A fun treat for Chicago families
Summertime is almost here! I can’t wait for the longer, brighter, and hotter days. But earlier this week, we had a rainy day and with a rainy day comes indoor activities. My daughter suggested baking muffins.
She brought out all the usual ingredients and also lined up some blueberry granola to put in the mixing bowl. Now these already healthy muffins are even more energizing and nourishing with extra protein and fiber from the granola. She measured, mixed, stirred, snuck a few chocolate chips, and helped me place the muffin paper cups in the tray.

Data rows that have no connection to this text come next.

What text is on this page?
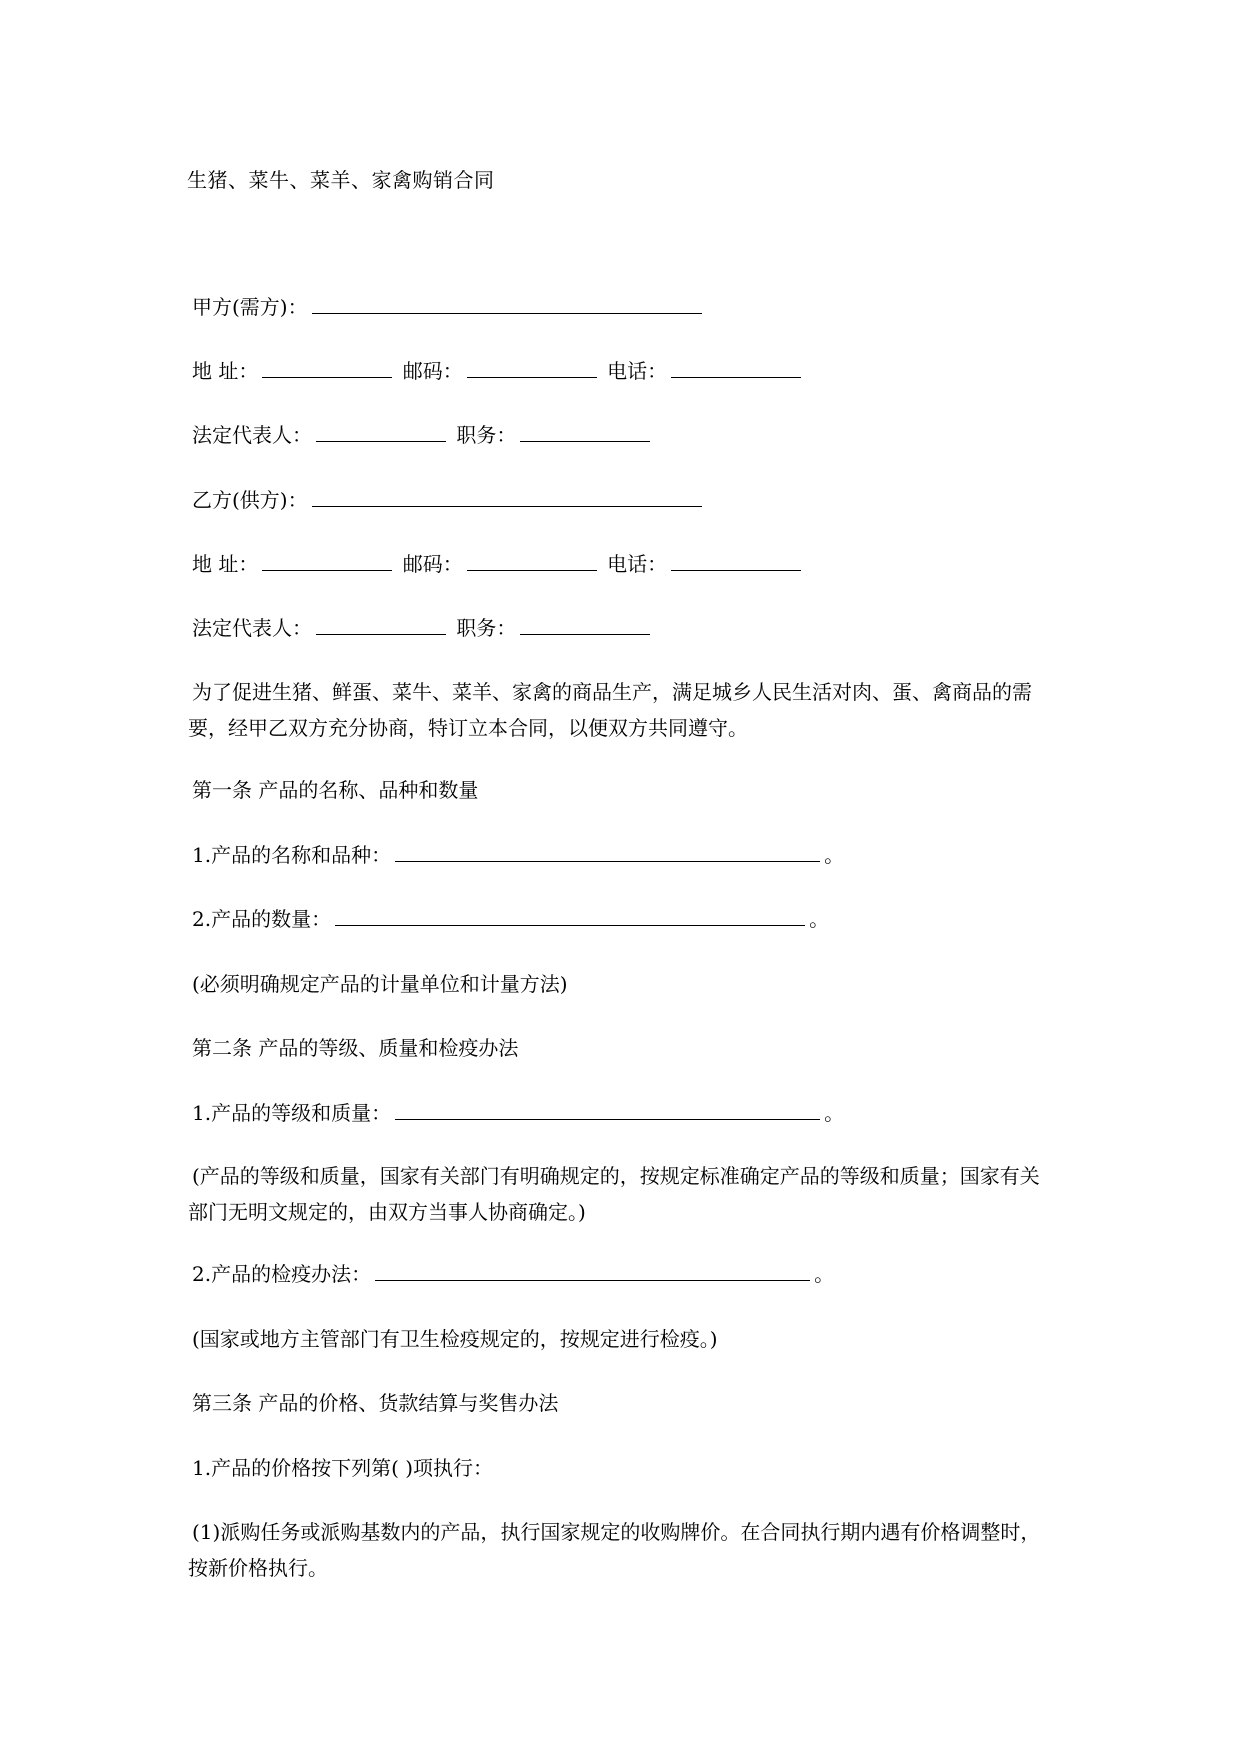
生猪、菜牛、菜羊、家禽购销合同
甲方(需方)：
地 址：	邮码：	电话：
法定代表人：	职务：
乙方(供方)：
地 址：	邮码：	电话：
法定代表人：	职务：
为了促进生猪、鲜蛋、菜牛、菜羊、家禽的商品生产，满足城乡人民生活对肉、蛋、禽商品的需要，经甲乙双方充分协商，特订立本合同，以便双方共同遵守。
第一条 产品的名称、品种和数量
1.产品的名称和品种：	。
2.产品的数量：	。
(必须明确规定产品的计量单位和计量方法)
第二条 产品的等级、质量和检疫办法
1.产品的等级和质量：	。
(产品的等级和质量，国家有关部门有明确规定的，按规定标准确定产品的等级和质量；国家有关部门无明文规定的，由双方当事人协商确定。)
2.产品的检疫办法：	。
(国家或地方主管部门有卫生检疫规定的，按规定进行检疫。)
第三条 产品的价格、货款结算与奖售办法
1.产品的价格按下列第( )项执行：
(1)派购任务或派购基数内的产品，执行国家规定的收购牌价。在合同执行期内遇有价格调整时，按新价格执行。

The muffins turned out to be a fun rainy day activity and a delicious and healthy afternoon snack for my daughter, my son, his play date, and me.
Jolly Oak Granola Muffin
Yields 12 muffins
Ingredients
- 2 cups whole-wheat flour
- ½ cup white sugar
- 2 tsp. baking soda
- 2 tsp. baking powder
- 1 tsp. ground cinnamon
- ½ tsp. sea salt
- 3/4 cup applesauce
- 1 ripe banana
- 1 egg
- 3 Tbsp. canola oil
- 1 tsp. vanilla
- 1 cup mini semi sweet chocolate chips
- 1 cup your favorite Jolly Oak Granola – I like the Blueberry Crunch flavor
Directions
Preheat oven to 400 degrees.
In a bowl, mix all ingredients until smooth.
Line baking tray with paper liners.
Bake 18-20 minutes or until the tops start to brown or you do the fork test in the middle of the muffin and the fork comes out clean.